Dort soll ab 2013 der neue Geländewagen mit dem Projektnamen „Cajun“ gefertigt werden. Die fünfte Modellreihe von Porsche soll wichtige Bauteile des Audi Q5 nutzen. Doch in den Audi-Fabriken und an den anderen Standorten des VW-Konzerns ist für den Cajun kein Platz. Offiziell soll die Entscheidung über den Cajun-Standort noch im laufenden Quartal fallen. Der Porsche-Aufsichtsrat, dem von VW-Seite unter anderem Konzernchef Martin Winterkorn angehört, kommt am 15. März zusammen. Laut Macht sollte sich die Entscheidung bei Porsche „passgenau in die weltweite Werkbelegung“ von VW einfügen.
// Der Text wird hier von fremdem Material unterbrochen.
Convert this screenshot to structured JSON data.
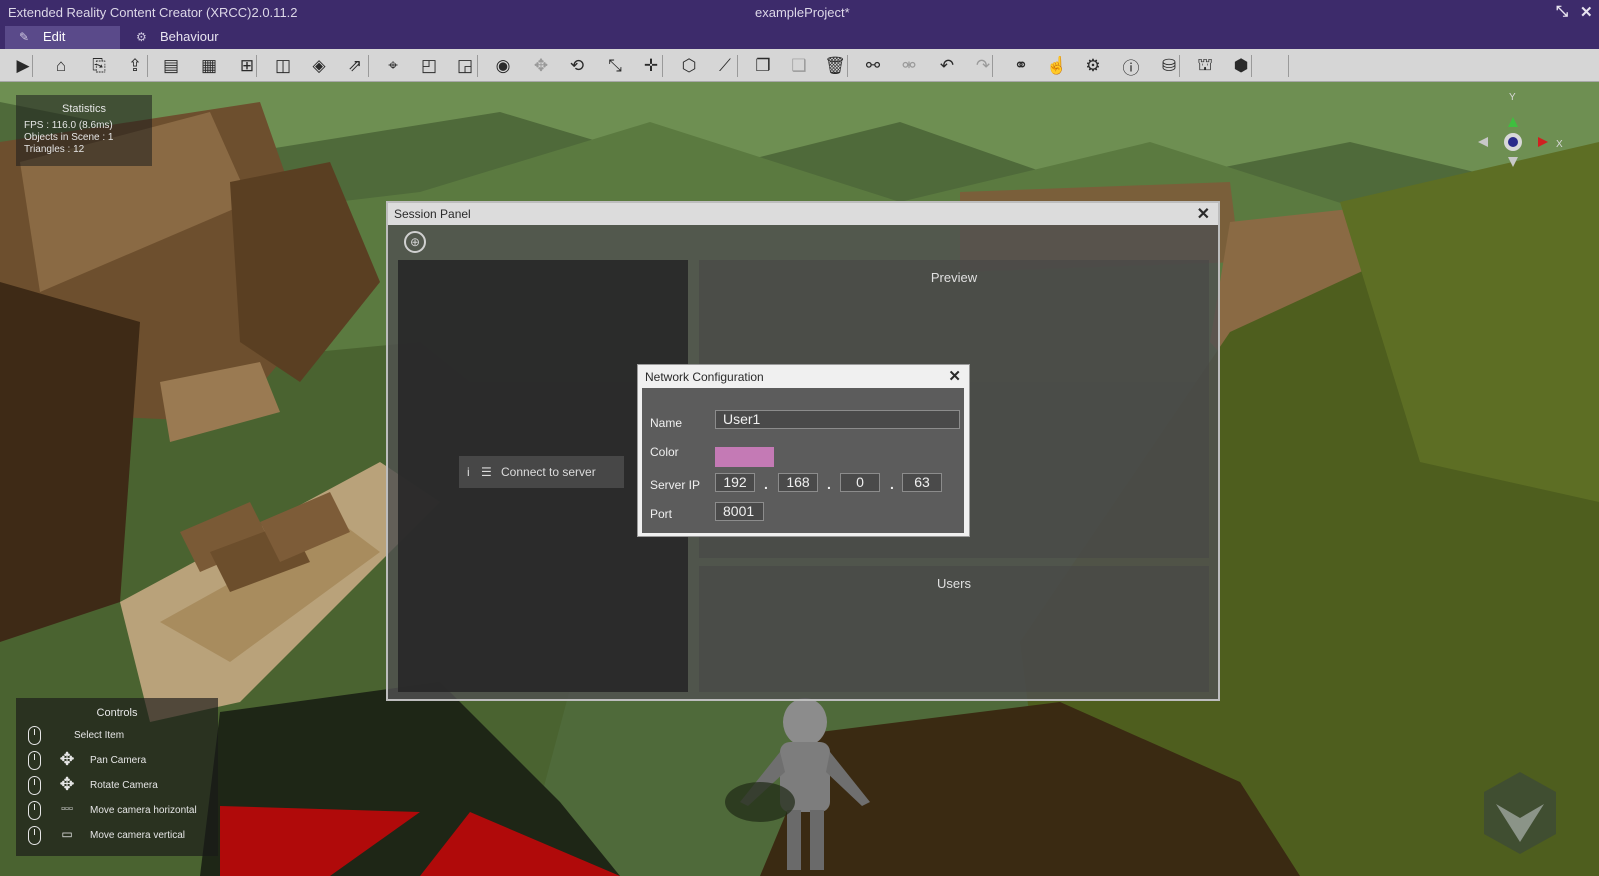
{
  "window": {
    "app_title": "Extended Reality Content Creator (XRCC)2.0.11.2",
    "project_title": "exampleProject*",
    "restore_icon": "restore-icon",
    "close_icon": "close-icon"
  },
  "tabs": [
    {
      "label": "Edit",
      "icon": "edit-icon",
      "active": true
    },
    {
      "label": "Behaviour",
      "icon": "gear-icon",
      "active": false
    }
  ],
  "toolbar": {
    "tools": [
      {
        "name": "play-icon",
        "glyph": "▶",
        "enabled": true
      },
      {
        "name": "home-icon",
        "glyph": "⌂",
        "enabled": true
      },
      {
        "name": "new-scene-icon",
        "glyph": "⎘",
        "enabled": true
      },
      {
        "name": "open-icon",
        "glyph": "⇪",
        "enabled": true
      },
      {
        "name": "save-icon",
        "glyph": "▤",
        "enabled": true
      },
      {
        "name": "save-as-icon",
        "glyph": "▦",
        "enabled": true
      },
      {
        "name": "hierarchy-icon",
        "glyph": "⊞",
        "enabled": true
      },
      {
        "name": "asset-box-icon",
        "glyph": "◫",
        "enabled": true
      },
      {
        "name": "asset-import-icon",
        "glyph": "◈",
        "enabled": true
      },
      {
        "name": "export-icon",
        "glyph": "⇗",
        "enabled": true
      },
      {
        "name": "location-list-icon",
        "glyph": "⌖",
        "enabled": true
      },
      {
        "name": "cube-outline-icon",
        "glyph": "◰",
        "enabled": true
      },
      {
        "name": "cube-add-icon",
        "glyph": "◲",
        "enabled": true
      },
      {
        "name": "view-icon",
        "glyph": "◉",
        "enabled": true
      },
      {
        "name": "move-icon",
        "glyph": "✥",
        "enabled": false
      },
      {
        "name": "rotate-icon",
        "glyph": "⟲",
        "enabled": true
      },
      {
        "name": "scale-icon",
        "glyph": "⤡",
        "enabled": true
      },
      {
        "name": "transform-icon",
        "glyph": "✛",
        "enabled": true
      },
      {
        "name": "bounds-icon",
        "glyph": "⬡",
        "enabled": true
      },
      {
        "name": "measure-icon",
        "glyph": "⟋",
        "enabled": true
      },
      {
        "name": "copy-icon",
        "glyph": "❐",
        "enabled": true
      },
      {
        "name": "paste-icon",
        "glyph": "❑",
        "enabled": false
      },
      {
        "name": "delete-icon",
        "glyph": "🗑",
        "enabled": true
      },
      {
        "name": "link-icon",
        "glyph": "⚯",
        "enabled": true
      },
      {
        "name": "unlink-icon",
        "glyph": "⚮",
        "enabled": false
      },
      {
        "name": "undo-icon",
        "glyph": "↶",
        "enabled": true
      },
      {
        "name": "redo-icon",
        "glyph": "↷",
        "enabled": false
      },
      {
        "name": "share-icon",
        "glyph": "⚭",
        "enabled": true
      },
      {
        "name": "interaction-help-icon",
        "glyph": "☝",
        "enabled": true
      },
      {
        "name": "settings-icon",
        "glyph": "⚙",
        "enabled": true
      },
      {
        "name": "info-icon",
        "glyph": "ⓘ",
        "enabled": true
      },
      {
        "name": "server-settings-icon",
        "glyph": "⛁",
        "enabled": true
      },
      {
        "name": "network-users-icon",
        "glyph": "⛫",
        "enabled": true
      },
      {
        "name": "unity-icon",
        "glyph": "⬢",
        "enabled": true
      }
    ]
  },
  "statistics": {
    "title": "Statistics",
    "fps": "FPS : 116.0 (8.6ms)",
    "objects": "Objects in Scene : 1",
    "triangles": "Triangles : 12"
  },
  "controls": {
    "title": "Controls",
    "items": [
      {
        "label": "Select Item",
        "icon": "mouse-left-icon",
        "extra": ""
      },
      {
        "label": "Pan Camera",
        "icon": "mouse-middle-icon",
        "extra": "move-arrows-icon"
      },
      {
        "label": "Rotate Camera",
        "icon": "mouse-right-icon",
        "extra": "move-arrows-icon"
      },
      {
        "label": "Move camera horizontal",
        "icon": "mouse-icon",
        "extra": "wasd-keys-icon"
      },
      {
        "label": "Move camera vertical",
        "icon": "mouse-icon",
        "extra": "spacebar-icon"
      }
    ]
  },
  "gizmo": {
    "y": "Y",
    "x": "X"
  },
  "session_panel": {
    "title": "Session Panel",
    "connect_label": "Connect to server",
    "preview_title": "Preview",
    "users_title": "Users"
  },
  "network_config": {
    "title": "Network Configuration",
    "name_label": "Name",
    "name_value": "User1",
    "color_label": "Color",
    "color_value": "#c47ab5",
    "server_ip_label": "Server IP",
    "ip": [
      "192",
      "168",
      "0",
      "63"
    ],
    "port_label": "Port",
    "port_value": "8001"
  }
}
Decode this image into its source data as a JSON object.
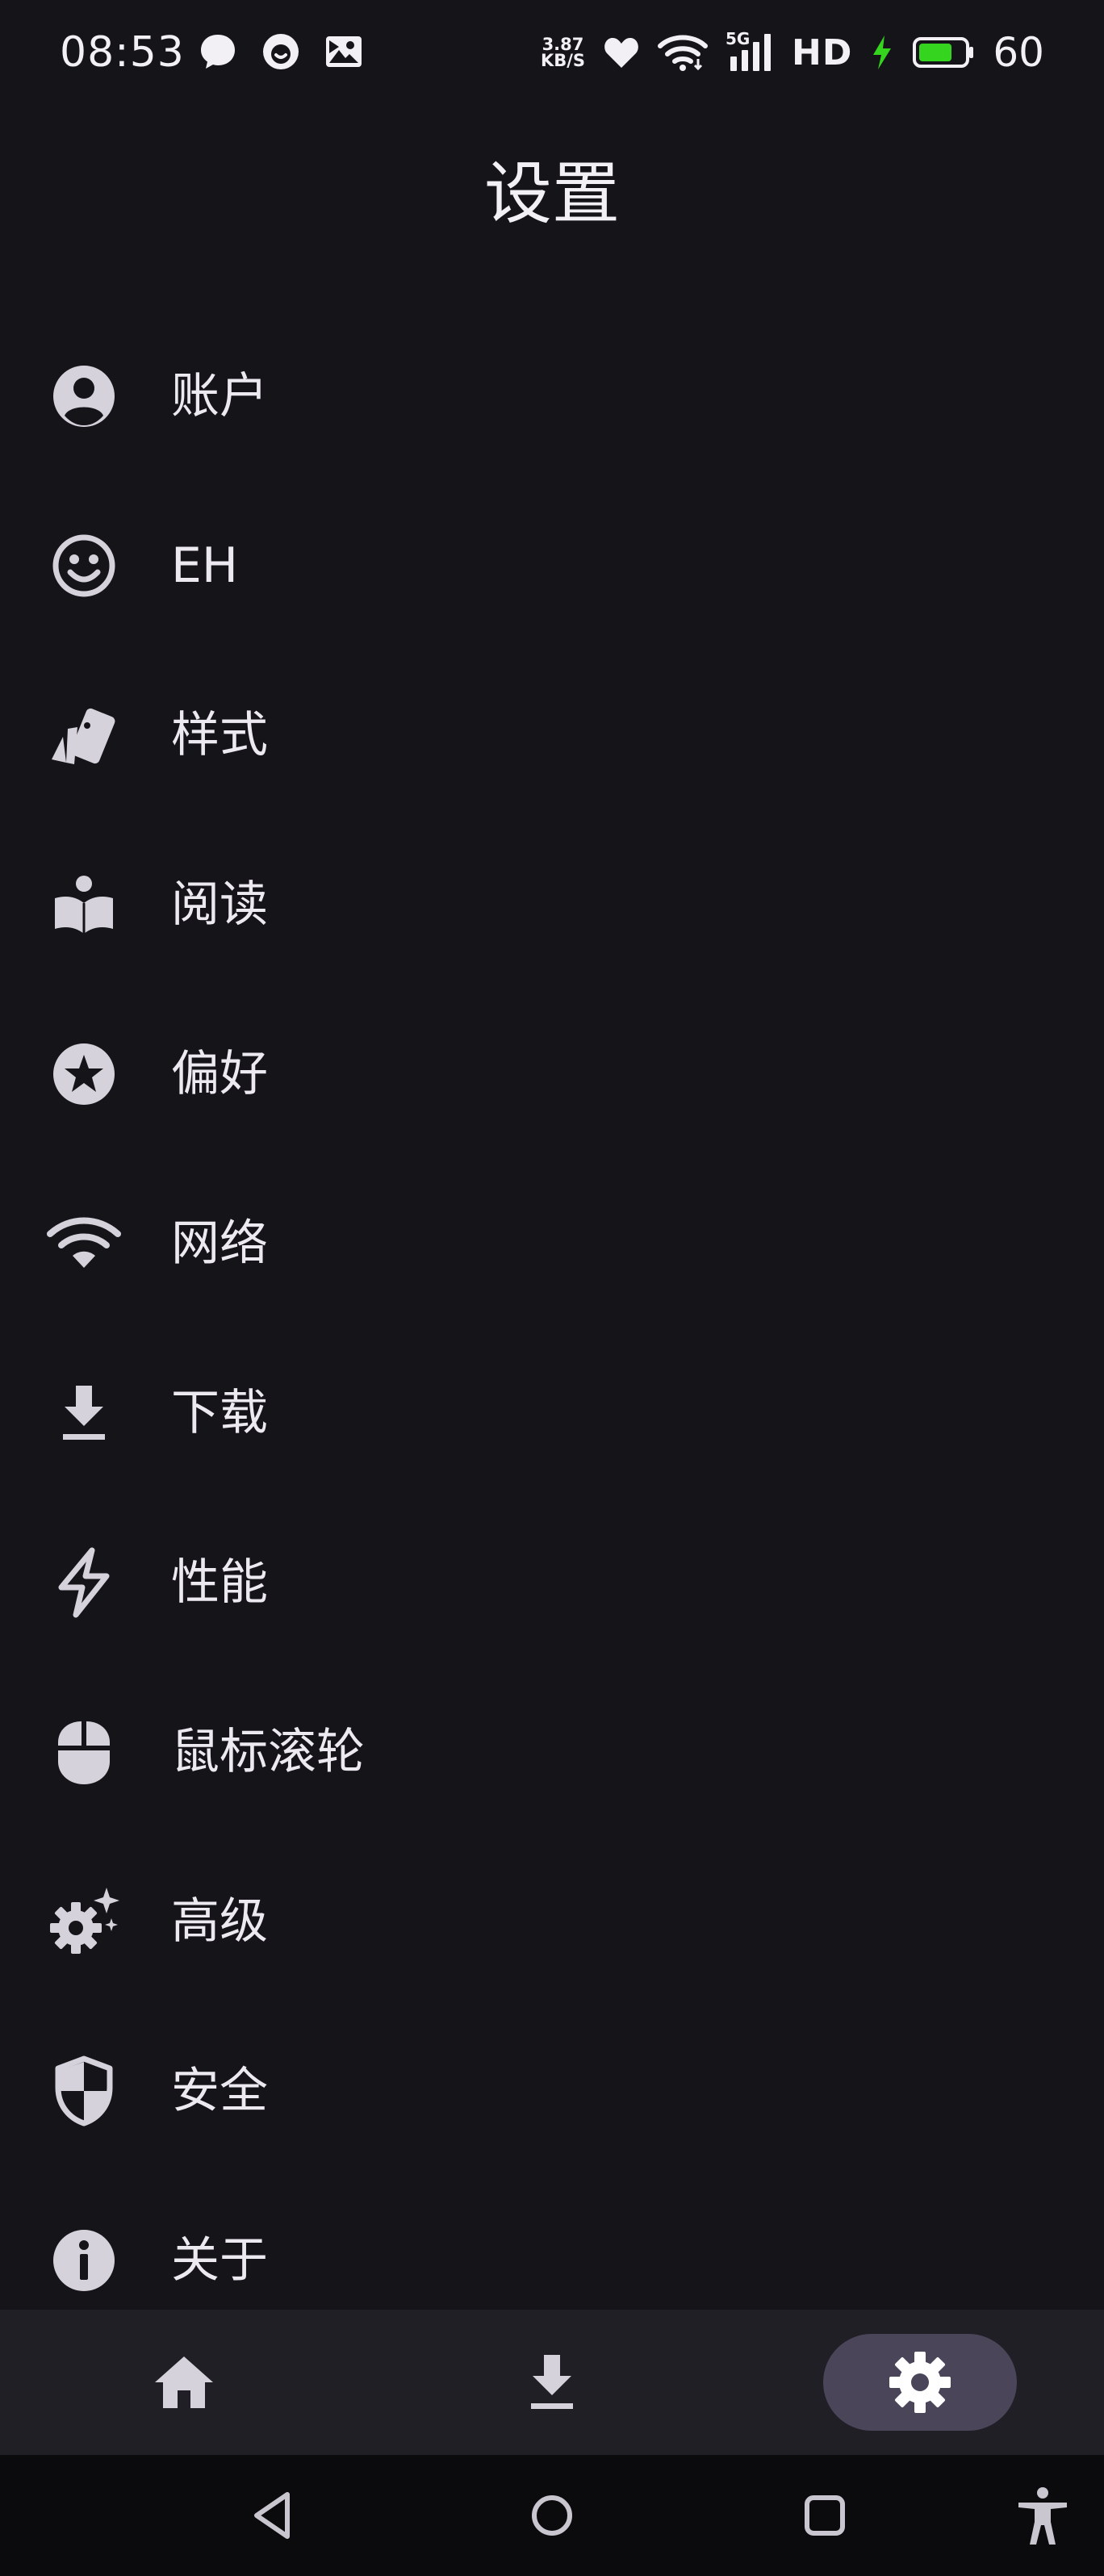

Die Investitionen in das Werk, das einen eigenen Karosseriebau und eine Lackieranlage erhält, werden sich nach Informationen aus VW-Kreisen auf rund eine halbe Milliarde Euro belaufen. Mit einer kompletten Autofabrik in Leipzig eröffnen sich für Porsche neue Wachstumsperspektiven. Porsche-Chef Matthias Müller peilt für die Zukunft 200.000 verkaufte Fahrzeuge pro Jahr an. 2010 hatte Porsche rund 97.000 Neuwagen abgesetzt.